[Python-Dev] Validating SSL By Default (aka Including a Cert Bundle in CPython)

R. David Murray rdmurray at bitdance.com
Mon Jun 3 11:28:51 CEST 2013

On Mon, 03 Jun 2013 19:38:45 +1200, Ben Hoyt <benhoyt at gmail.com> wrote:
> Love this idea. Some third-party HTTP libraries turn this on by
> default in any case (eg: requests, and I think others), so this would
> mean Python would get their "safe-by-default" behaviour in its stdlib.
> > > Ideally this would take the shape of attempting to locate the system
> > > certificate store if possible, and if that doesn't work falling back to the
> > > bundled certificates. That way the various Linux distros can easily have
> > > their copies of Python depend soley on their built in certs, but Windows,
> > > OSX, Source compiles etc will all still have a fallback value.
> >
> > My preference would be actually be for the included certificates file
> > to be used by default. This would provide a consistent experience
> > across platforms. We could provide options to look for system cert
> > repositories if desired.
> Very much agreed.

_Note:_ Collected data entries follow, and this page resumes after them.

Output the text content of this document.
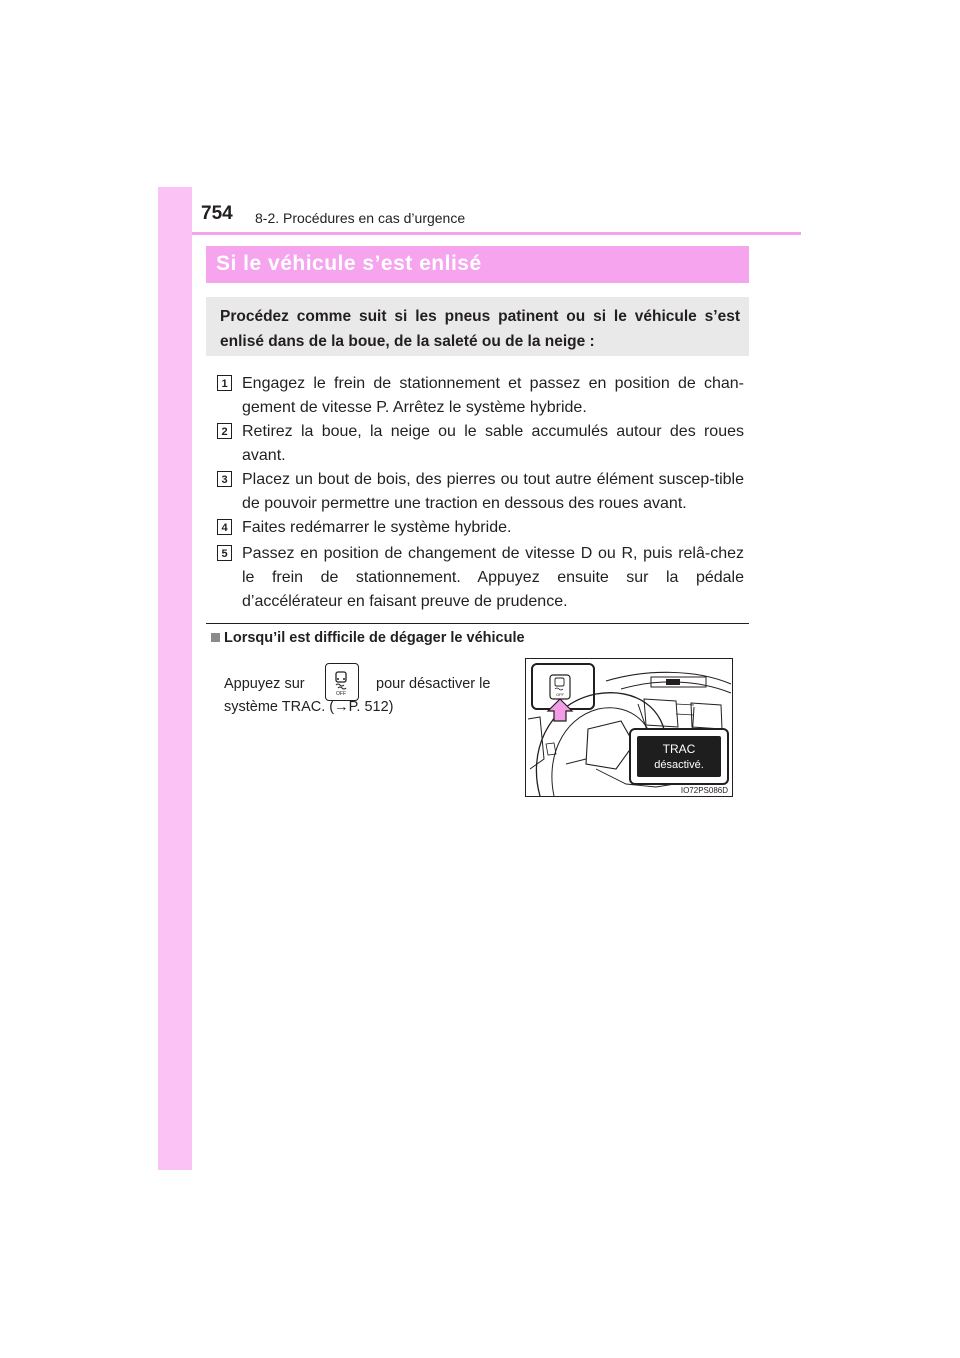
754 8-2. Procédures en cas d’urgence
Si le véhicule s’est enlisé
Procédez comme suit si les pneus patinent ou si le véhicule s’est enlisé dans de la boue, de la saleté ou de la neige :
1 Engagez le frein de stationnement et passez en position de chan-gement de vitesse P. Arrêtez le système hybride.
2 Retirez la boue, la neige ou le sable accumulés autour des roues avant.
3 Placez un bout de bois, des pierres ou tout autre élément suscep-tible de pouvoir permettre une traction en dessous des roues avant.
4 Faites redémarrer le système hybride.
5 Passez en position de changement de vitesse D ou R, puis relâ-chez le frein de stationnement. Appuyez ensuite sur la pédale d’accélérateur en faisant preuve de prudence.
Lorsqu’il est difficile de dégager le véhicule
Appuyez sur
OFF
pour désactiver le
système TRAC. (→P. 512)
OFF
TRAC
désactivé.
IO72PS086D
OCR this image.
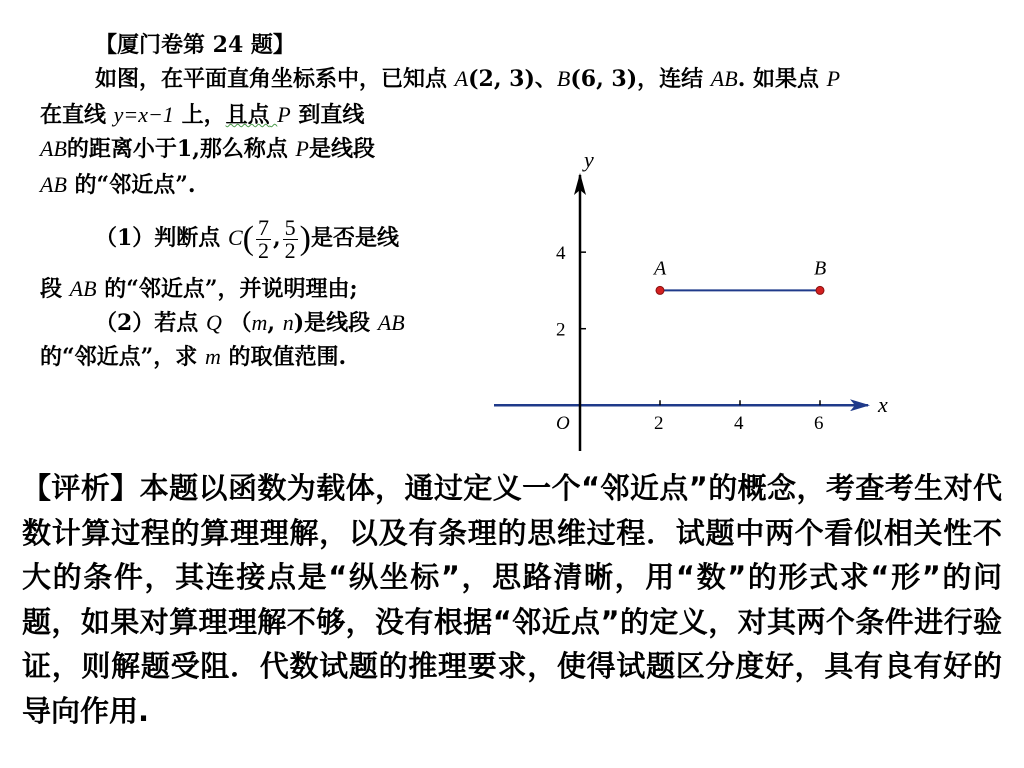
【厦门卷第 24 题】
如图，在平面直角坐标系中，已知点 A(2, 3)、B(6, 3)，连结 AB. 如果点 P
在直线 y=x−1 上，且点 P 到直线
AB的距离小于1,那么称点 P是线段
AB 的“邻近点”.
（1）判断点 $C( \frac{7}{2}$ , $\frac{5}{2}$ )是否是线
段 AB 的“邻近点”，并说明理由;
（2）若点 Q （m, n)是线段 AB
的“邻近点”，求 m 的取值范围.
x
y
O	2	4	6
2
4
A	B
【评析】本题以函数为载体，通过定义一个“邻近点”的概念，考查考生对代数计算过程的算理理解，以及有条理的思维过程．试题中两个看似相关性不大的条件，其连接点是“纵坐标”，思路清晰，用“数”的形式求“形”的问题，如果对算理理解不够，没有根据“邻近点”的定义，对其两个条件进行验证，则解题受阻．代数试题的推理要求，使得试题区分度好，具有良有好的导向作用.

When the Windows version of the mimetypes module
> tried to use Windows' system mimetype mappings by default, chaos and
> bugs ensued (for example, http://bugs.python.org/issue15207 and
> http://bugs.python.org/issue10551).

On the other hand, the fact that it uses /etc/mimetypes on unix
does *not* cause chaos, quite the opposite:  it means Python recognizes
new mime types provided by the distro automatically, which provides
for a more consistent experience for the Python application user.

The situation for certs is probably fairly parallel:  on unix, it would
probably be an advantage as Python would automatically follow distro
decisions about cert chains, while on windows trying to use a system
cert store would probably be a disaster.

An application can choose to explicitly ignore the system mimetypes
file, by the way.

That said, I don't feel strongly either way about the cert store case.